Dense Convolutional Networks, developed by Gao Huang, Zhuang Liu, Kilian Q. Weinberger and Laurens van der Maaten in 2016, connects each layer to every other layer in a feed-forward fashion. For each layer, the feature-maps of all preceding layers are used as inputs, and its own feature-maps are used as inputs into all subsequent layers.
DenseNets have several compelling advantages such as alleviating the vanishing-gradient problem, strengthening the feature propagation, encouraging feature reuse, and substantially reducing the number of parameters. DenseNets outperformed ResNets whilst requiring less memory and computation to achieve high performance.
New architectures with promising future potential
The variants of CNN are likely to dominate the Image Classification architecture design. Attention Modules and SENets are going to become more important in due course.
The winning entry of ILSCRV 2017, Squeeze-and-Excitation Networks (SENet), works on Squeeze, Excitation and Scaling operations.

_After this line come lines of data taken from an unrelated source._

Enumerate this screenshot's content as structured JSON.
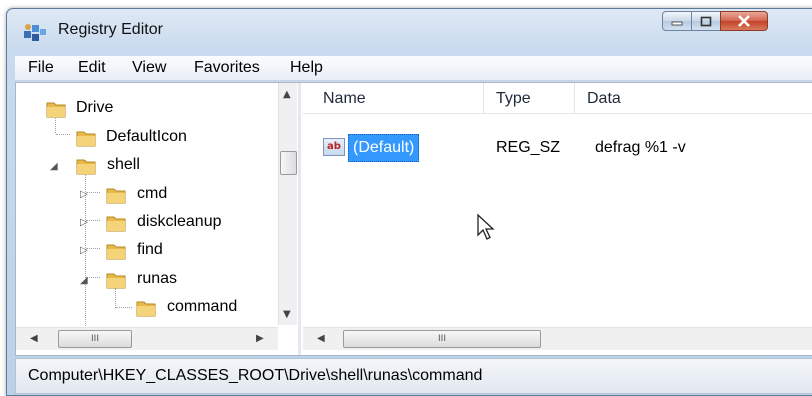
{
  "window": {
    "title": "Registry Editor",
    "accent": "#3399ff",
    "close_color": "#c34227"
  },
  "menu": [
    "File",
    "Edit",
    "View",
    "Favorites",
    "Help"
  ],
  "tree": {
    "items": [
      {
        "label": "Drive",
        "icon": "folder-icon",
        "expander": ""
      },
      {
        "label": "DefaultIcon",
        "icon": "folder-icon",
        "expander": ""
      },
      {
        "label": "shell",
        "icon": "folder-open-icon",
        "expander": "expanded"
      },
      {
        "label": "cmd",
        "icon": "folder-icon",
        "expander": "collapsed"
      },
      {
        "label": "diskcleanup",
        "icon": "folder-icon",
        "expander": "collapsed"
      },
      {
        "label": "find",
        "icon": "folder-icon",
        "expander": "collapsed"
      },
      {
        "label": "runas",
        "icon": "folder-open-icon",
        "expander": "expanded"
      },
      {
        "label": "command",
        "icon": "folder-icon",
        "expander": ""
      }
    ],
    "hscroll_grip": "III"
  },
  "list": {
    "columns": [
      "Name",
      "Type",
      "Data"
    ],
    "rows": [
      {
        "name": "(Default)",
        "type": "REG_SZ",
        "data": "defrag %1 -v",
        "icon": "string-value-icon",
        "icon_text": "ab"
      }
    ],
    "hscroll_grip": "III"
  },
  "status": {
    "path": "Computer\\HKEY_CLASSES_ROOT\\Drive\\shell\\runas\\command"
  }
}
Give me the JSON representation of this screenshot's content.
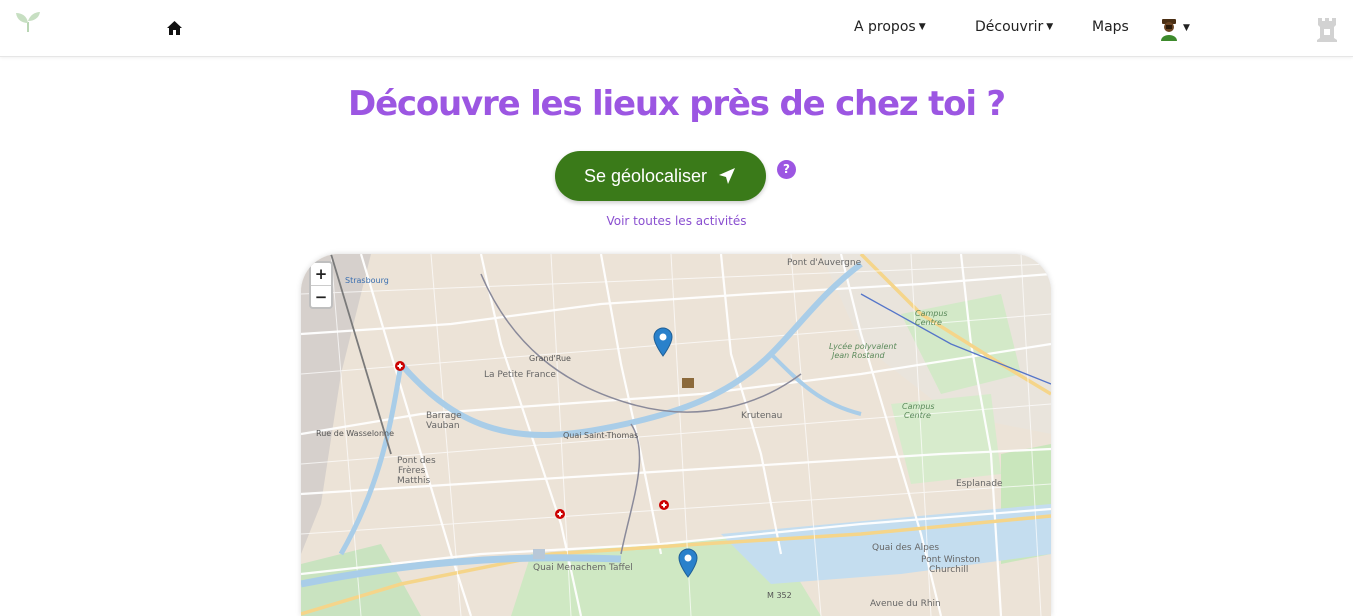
{
  "nav": {
    "about": "A propos",
    "discover": "Découvrir",
    "maps": "Maps"
  },
  "hero": {
    "title": "Découvre les lieux près de chez toi ?",
    "geolocate_label": "Se géolocaliser",
    "help": "?",
    "all_activities": "Voir toutes les activités"
  },
  "map": {
    "zoom_in": "+",
    "zoom_out": "−",
    "labels": {
      "strasbourg": "Strasbourg",
      "port_auvergne": "Pont d'Auvergne",
      "petite_france": "La Petite France",
      "barrage": "Barrage",
      "vauban": "Vauban",
      "krutenau": "Krutenau",
      "esplanade": "Esplanade",
      "wasselonne": "Rue de Wasselonne",
      "pont_freres": "Pont des",
      "freres": "Frères",
      "matthis": "Matthis",
      "campus_centre": "Campus",
      "campus_centre2": "Centre",
      "lycee": "Lycée polyvalent",
      "lycee2": "Jean Rostand",
      "quai_alpes": "Quai des Alpes",
      "quai_menachem": "Quai Menachem Taffel",
      "pont_winston": "Pont Winston",
      "churchill": "Churchill",
      "avenue_rhin": "Avenue du Rhin",
      "m352": "M 352",
      "saint_thomas": "Quai Saint-Thomas",
      "grand_rue": "Grand'Rue"
    }
  },
  "colors": {
    "title": "#9c56e2",
    "button": "#3a7a19",
    "link": "#8a4fd0"
  }
}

Rather than introducing a new spatial for the integration of feature channels, SENets works on a new “feature re-calibration” strategy.
The authors explicitly modeled the interdependence between feature channels. SENets is trained to automatically obtain the importance of each feature channel and use this importance to enhance useful features. In the ILSVRC 2017 contest, SENet model obtained an incredible 2.251% Top-5 error rate on the test set.
Residual Attention Network, a convolutional neural network using attention mechanism which can incorporate with state-of-art feed forward network architecture in an end-to-end training fashion. The attention residual learning is used to train very deep Residual Attention Networks which can be easily scaled up to hundreds of layers.
The Path Forward
Today, the processing power of a computer you can buy for $1000 is 1/1000th of the capacity of the human brain. By Moore’s law, we will reach computing power of human brain by 2025 and all of the humanity by 2050. AI’s effectiveness will only accelerate with time. As the availability of data and processing power are no longer holding researchers back, we can assume that the accuracy of Deep Learning models used for Image Classification is going to get better in due course. As a premier applied AI research group, we are here to be a part of this revolution.